National Guard disputes troop casualty report

  By Thomas Wilson
star staff
twilson@starhq.com
  Army National Guard dispute of a media report regarding the ratio of Guard soldiers serving in Iraq and fatalities has prompted a statement from Tennessee Department of Military's Adjutant Gen. Gus Hargett.
  Gen. Hargett issued a statement Friday afternoon disputing a media report that the ratio of National Guard soldiers killed in the Iraq theatre was higher than that of active Army troops. USA TODAY reported Tuesday that Army National Guard acknowledged it had given the newspaper TODAY an inaccurate count of the total number of Guard troops in Iraq since the beginning of the war in March 2003, but still could not provide a precise count.
  "The fact is that the National Guard suffers losses at a rate currently lower than that of its active Army counterparts in Iraq," Maj. Hargett stated. "Comparing our losses with other reserve or active components is neither useful nor normal practice."
  Through Dec. 10, the National Guard Bureau reported 250,000 active Army soldiers had been deployed since the beginning of Operation Iraqi Freedom with 659 fatalities reported in theatre - a ratio of 1 to 402 active duty soldiers.
  The bureau reported 142 fatalities in theatre among the 86,000 Army National Guard troops deployed in Operation Iraqi Freedom, representing roughly 1 in every 606 Guard members deployed according to the NGB.
  Tennessee Guard has deployed more than 5,000 soldiers and airmen to Iraq and Kuwait, with more than 3,200 currently deployed. The death rate from hostile action of Tennessee Guard soldiers before the 3,000-soldier deployment of the 278th Regimental Combat Team was 1 in 2,700, according to Hargett.
  USA TODAY reported Monday it had used the inaccurate Guard numbers to construct an analysis that showed part-time troops from the Army National Guard were more likely to die in Iraq than their counterparts in the active-duty Army.

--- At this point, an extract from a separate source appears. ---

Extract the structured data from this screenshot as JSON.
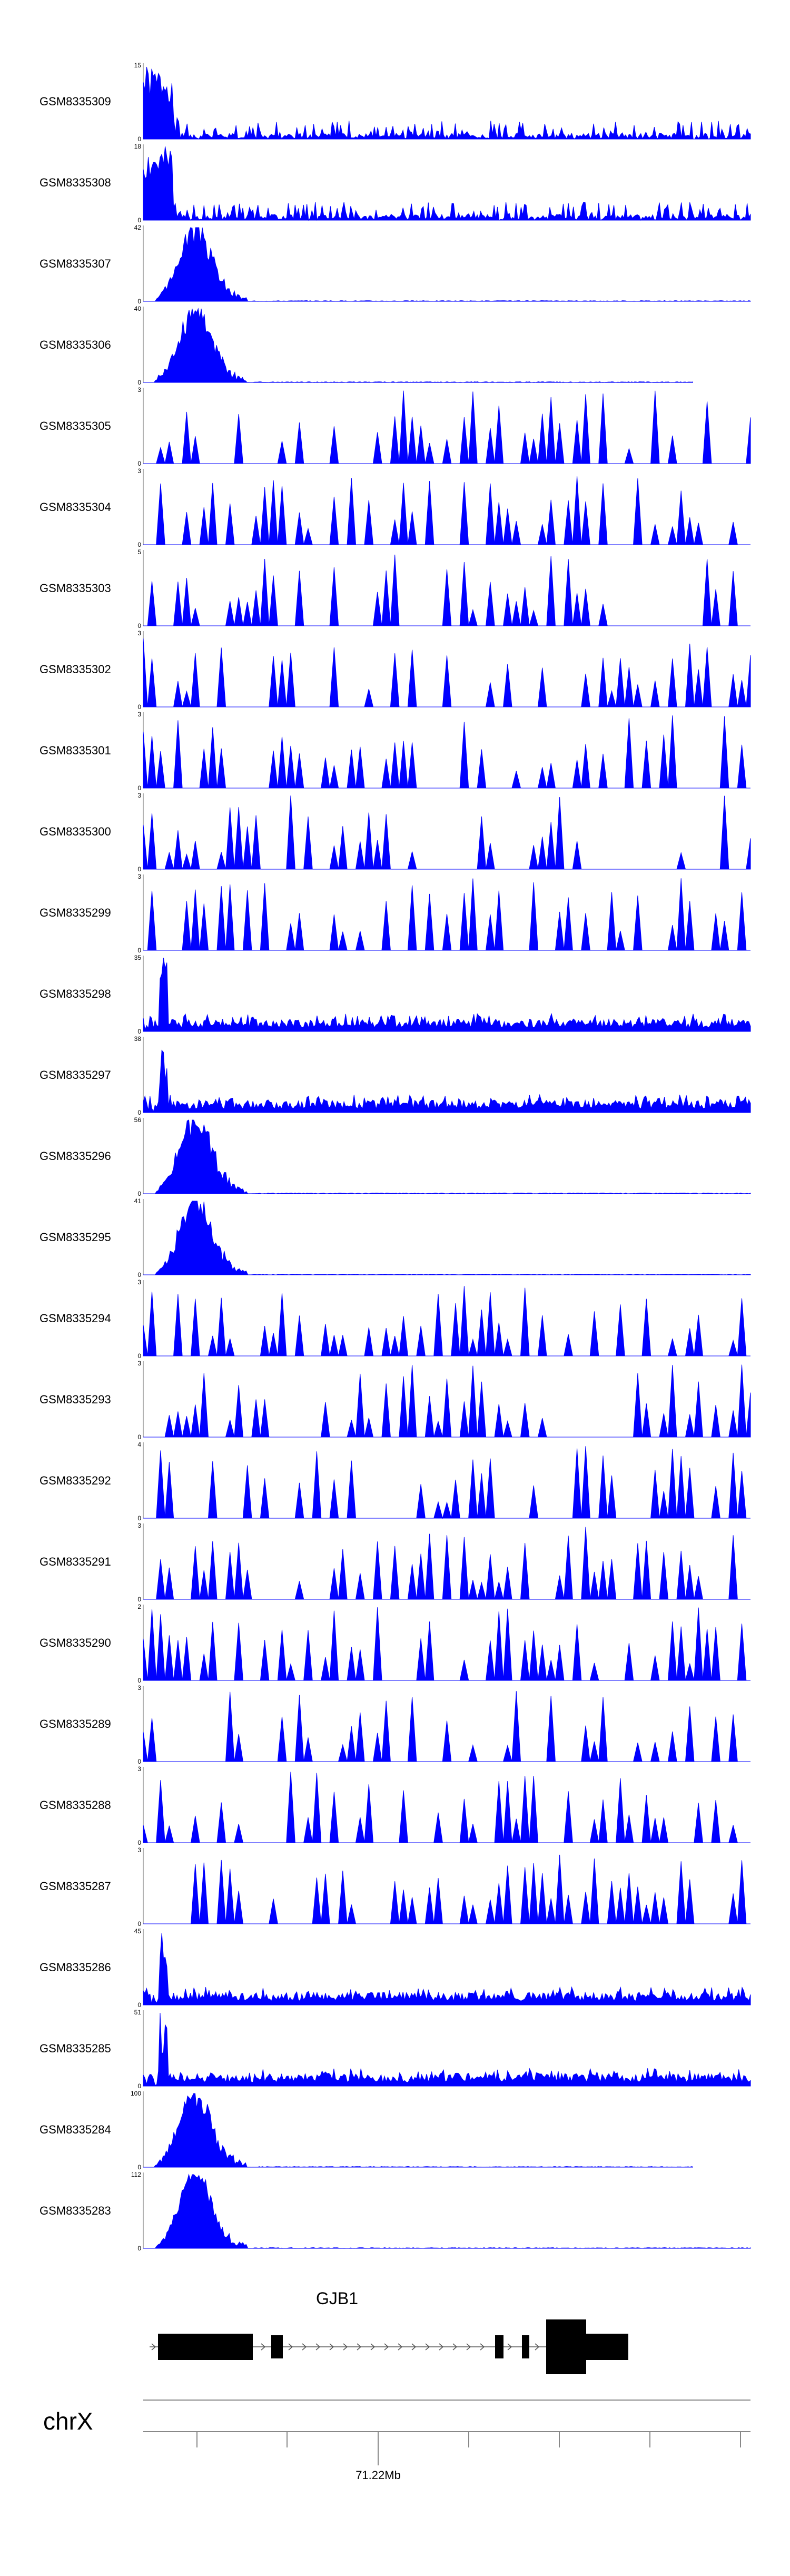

  The Guard reported last week that 37,000 Guard troops had set foot in Iraq since the start of the war. On Monday, a Guard spokesman said 90,972 Guard troops had been ordered to Iraq, but he could not say how many had actually gotten there, and how many were in mobilization stations or on their way. Guard spokesman initially said the NGB made an internal mistake compiling the numbers, but later said he had misunderstood the question posed about the number of National Guard troops deployed.
  Three soldiers from Tennessee Army National Guard have been killed in the theatre during Operation Iraqi Freedom with only one dying from hostile action. Sgt. Roger Rowe of Bon Aqua serving with the 1174th Troop Command was killed in Iraq by hostile fire in July 2003. Sgt. David Lloyd died from a heart attack and SSgt. Nathan Bailey of Nashville serving with the 1175 Transportation Company was killed from a non-hostile gunshot wound in November 2003.
  Maj. Hargett stated: "Today's Tennessee National Guard is the best trained military force this state has ever sent to war. Their professional competence has been measured in the crucible of combat and their demonstrated performance is second to none. That said, the conduct of war is a dangerous business. Tragically, it results in the loss of lives of our young men and young women."
  A Tennessee National Guard member made headlines around the world earlier this month when he questioned Defense Secretary Donald Rumsfeld about the lack of armor on military vehicles.
  Spc. Thomas Jerry Wilson of the 278th Regimental Combat Team grilled Rumsfeld, asking him whether he was aware that soldiers had to scrounge in trash dumps to find material to armor their vehicles.
  Hargett said in a statement released shortly after that Wilson's question was a legitimate concern. He also said he was "surprised" by statement from an Army general that he was not aware of the soldiers using scrap medal and used ballistic glass to up-armor the vehicles.
  "I know that members of his staff were aware and assisted the 278th in obtaining these materials," Hargett's statement read. "Our own 230th Area Support Group from Dyersburg, now stationed in Kuwait also assisted in this effort." Randy Harris, public information officer for the Tennessee Department of the Military, said Friday afternoon that Wilson's question of Rumsfeld came as a surprise to National Guard brass.
  "We did not suspect that," Harris said, "but we stand behind his right to ask that."
  Since Wilson's remarks, the Army has issued additional armor for vehicles in Iraq, which has been an issue since the beginning of the war for both active and reserve component soldiers.
  Hargett said he was advised all 278th vehicles that were not armored would not be occupied by soldiers.
  The 776th Maintenance Company based in Elizabethton was called to active duty in January 2003 with the majority of the unit stationed at Fort Campbell, Ky., until they were returned home in December 2003. Several Carter County residents who were members of the Lima Company of the Marine Reserves were called to active duty in Iraq for several months until returning home in October.